Ordinanza di Cassazione Penale Sez. 7 Num. 48964 Anno 2023
Penale Ord. Sez. 7 Num. 48964 Anno 2023
Presidente: COGNOME NOME
Relatore: COGNOME NOME
Data Udienza: 09/11/2023
ORDINANZA
sui ricorsi proposti da: COGNOME nato a AGRIGENTO il DATA_NASCITA
COGNOME NOME nato a LICATA il DATA_NASCITA
avverso la sentenza del 13/09/2022 della CORTE APPELLO di PALERMO
dato avviso alle parti;
udita la relazione svolta dal Consigliere NOME COGNOME;
Motivi della decisione
COGNOME NOME e COGNOME NOME hanno proposto, a mezzo dei propri difensori, ricorso per la cassazione della sentenza in epigrafe indicata con cui la Corte di appello di Palermo ha integralmente confermato la condanna, disposta dal giudice di prime cure, ad anni uno di reclusione ed euro 4000,00 di multa ciascuno, in ordine al reato di cui all’art. 73 comma 5 d.P.R. n.309 del 1990 (capo a, il COGNOME) ed agli artt. 81 cpv. cod. pen., 73 comma 5 d.P.R. n.309 del 1990 (capo b, il COGNOME)
Il ricorso del COGNOME lamenta violazione di legge e vizio motivazionale con riguardo alla raggiunta prova circa la penale responsabilità dell’imputato e la natura dello stupefacente rinvenuto. Il ricorso del COGNOME si articola, invece, in due profili di censura con cui si deduce violazione di legge con riguardo all’utilizzabilità di intercettazioni disposte in diverso procedimento e violazione di legge con riferimento all’erronea valutazione della prova.
Tutti i motivi di ricorsi sono manifestamente infondati, in quanto si risolvono in doglianze con cui si propone una pedissequa reiterazione di motivi già dedotti in appello e puntualmente disattesi dalla Corte di merito, dovendosi pertanto gli stessi considerare non specifici ma soltanto apparenti, in quanto omettono di assolvere la tipica funzione di una critica argomentata avverso la sentenza oggetto di ricorso (Sez. 6, n. 20377 del 11/03/2009, COGNOME e altri, Rv. 24383801).
Contrariamente a quanto dedotto, infatti, la pronunzia impugnata reca appropriata motivazione, basata su definite e significative acquisizioni probatorie ed immune da vizi logico-giuridici, circa il profilo della penale responsabilità dei prevenuti.
3.1 In particolare, quanto al ricorso proposto dal COGNOME, esso è manifestamente generico e assertivo, in quanto si deduce illegittimità dell’accertamento effettuato dai Carabinieri circa la natura dello stupefacente: tale dato è smentito, con affermazioni conferenti e logiche, dalla Corte territoriale la quale osserva che si tratta di accertamenti fatti a campione e con attività ripetibile, la cui esecuzione non richiedeva previa comunicazione al difensore (p.4).
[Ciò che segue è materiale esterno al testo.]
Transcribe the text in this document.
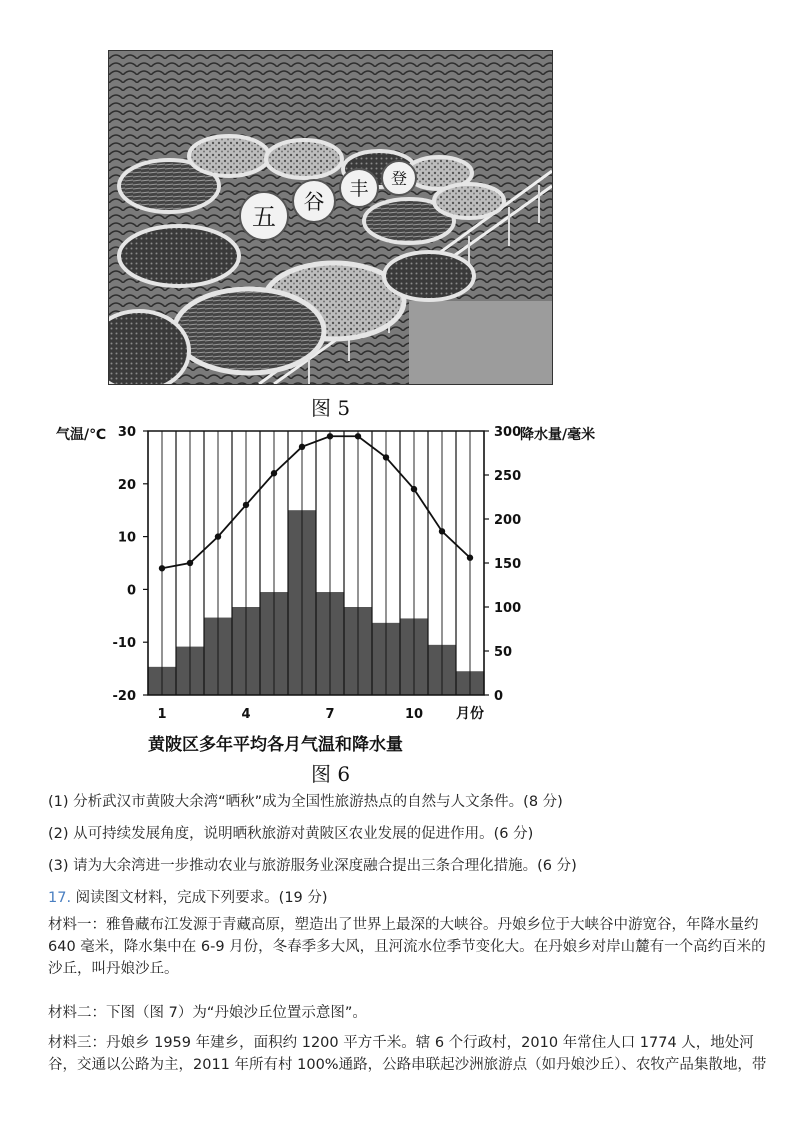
五
谷
丰 登
图 5
30
20
10
0
-10
-20
300
250
200
150
100
50
0
1	4	7	10 月份
气温/℃	降水量/毫米
黄陂区多年平均各月气温和降水量
图 6
(1) 分析武汉市黄陂大余湾“晒秋”成为全国性旅游热点的自然与人文条件。(8 分)
(2) 从可持续发展角度，说明晒秋旅游对黄陂区农业发展的促进作用。(6 分)
(3) 请为大余湾进一步推动农业与旅游服务业深度融合提出三条合理化措施。(6 分)
17. 阅读图文材料，完成下列要求。(19 分)
材料一：雅鲁藏布江发源于青藏高原，塑造出了世界上最深的大峡谷。丹娘乡位于大峡谷中游宽谷，年降水量约 640 毫米，降水集中在 6-9 月份，冬春季多大风，且河流水位季节变化大。在丹娘乡对岸山麓有一个高约百米的沙丘，叫丹娘沙丘。
材料二：下图（图 7）为“丹娘沙丘位置示意图”。
材料三：丹娘乡 1959 年建乡，面积约 1200 平方千米。辖 6 个行政村，2010 年常住人口 1774 人，地处河谷，交通以公路为主，2011 年所有村 100%通路，公路串联起沙洲旅游点（如丹娘沙丘）、农牧产品集散地，带
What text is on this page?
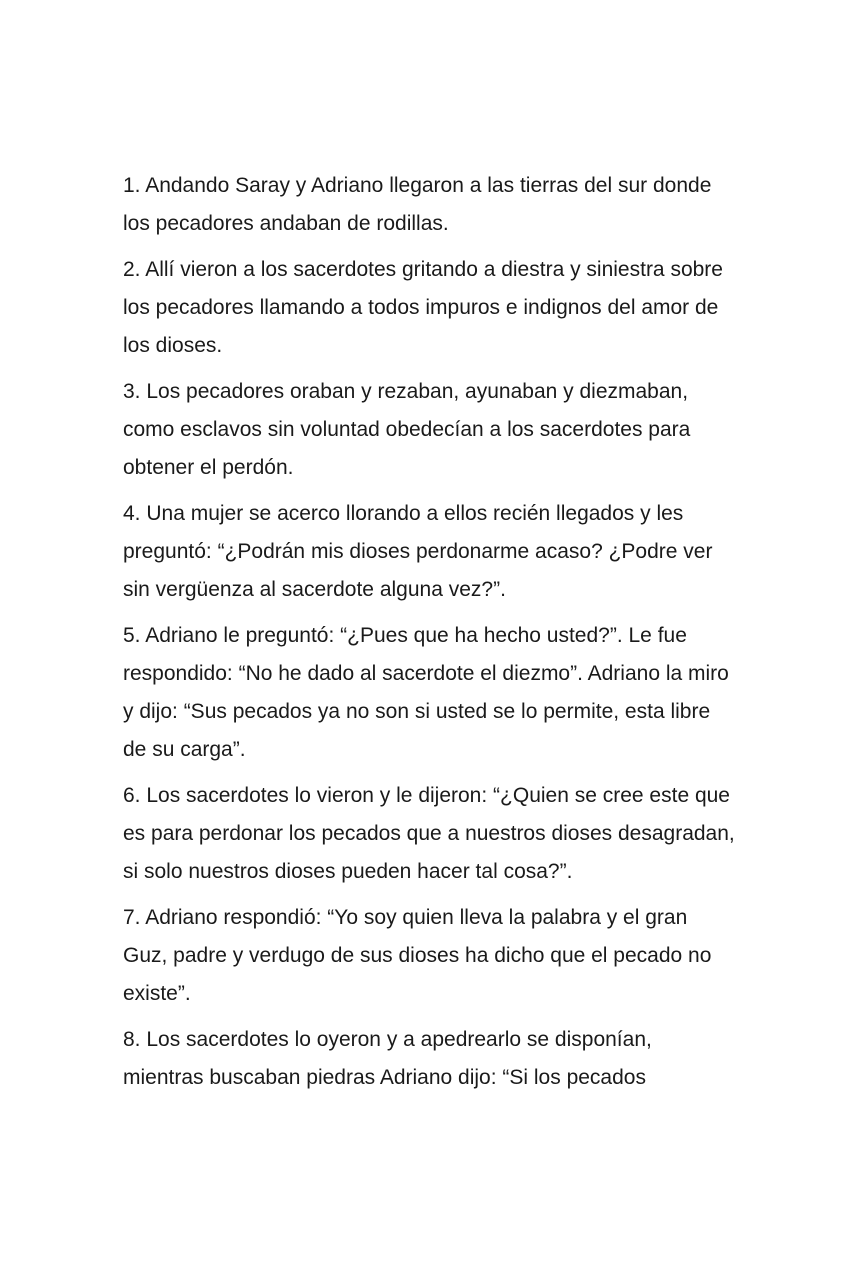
1. Andando Saray y Adriano llegaron a las tierras del sur donde los pecadores andaban de rodillas.

2. Allí vieron a los sacerdotes gritando a diestra y siniestra sobre los pecadores llamando a todos impuros e indignos del amor de los dioses.

3. Los pecadores oraban y rezaban, ayunaban y diezmaban, como esclavos sin voluntad obedecían a los sacerdotes para obtener el perdón.

4. Una mujer se acerco llorando a ellos recién llegados y les preguntó: “¿Podrán mis dioses perdonarme acaso? ¿Podre ver sin vergüenza al sacerdote alguna vez?”.

5. Adriano le preguntó: “¿Pues que ha hecho usted?”. Le fue respondido: “No he dado al sacerdote el diezmo”. Adriano la miro y dijo: “Sus pecados ya no son si usted se lo permite, esta libre de su carga”.

6. Los sacerdotes lo vieron y le dijeron: “¿Quien se cree este que es para perdonar los pecados que a nuestros dioses desagradan, si solo nuestros dioses pueden hacer tal cosa?”.

7. Adriano respondió: “Yo soy quien lleva la palabra y el gran Guz, padre y verdugo de sus dioses ha dicho que el pecado no existe”.

8. Los sacerdotes lo oyeron y a apedrearlo se disponían, mientras buscaban piedras Adriano dijo: “Si los pecados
3.2 II ricorso proposto dal COGNOME è manifestamente infondato, in quanto poggia su asseriti difetti di logicità della sentenza smentiti dal provvedimento impugnato. Invero, così come per il correo, la penale responsabilità viene confermata sulla scorta delle risultanze degli accertamenti tecnici effettuati dai Carabinieri: in particolare, si tiene conto del rinvenimento, a seguito di perquisizione personale, di stupefacente occultato, oltre che dei rapporti con il COGNOME, relativi a cessioni di stupefacente, come desunto dai tabulati telefonici acquisiti, non trattandosi invero di intercettazioni assunte illegittimamente (p.5).
Si tratta di elementi indiziari che hanno consentito alla Corte territoriale di ricostruire, in modo logico, coerente e motivato, la penale responsabilità del COGNOME.
Rispetto a tale motivata, logica e coerente pronuncia entrambi i ricorrenti chiedono una rilettura degli elementi di fatto posti a fondamento della decisione e l’adozione di nuovi e diversi parametri di ricostruzione e valutazione. Ma un siffatto modo di procedere è inammissibile perché trasformerebbe questa Corte di legittimità nell’ennesimo giudice del fatto.
Segue, a norma dell’articolo 616 cod. proc. pen., la condanna dei ricorrenti al pagamento delle spese del procedimento ed al pagamento a favore della Cassa delle ammende, non emergendo ragioni di esonero, di una somma che si stima equo quantificare nella misura indicata in dispoSitivo.
P.Q.M.
Dichiara inammissibili i ricorsi e condanna i ricorrenti al pagamento delle spese processuali e della somma di tremila euro ciascuno in favore della Cassa delle ammende.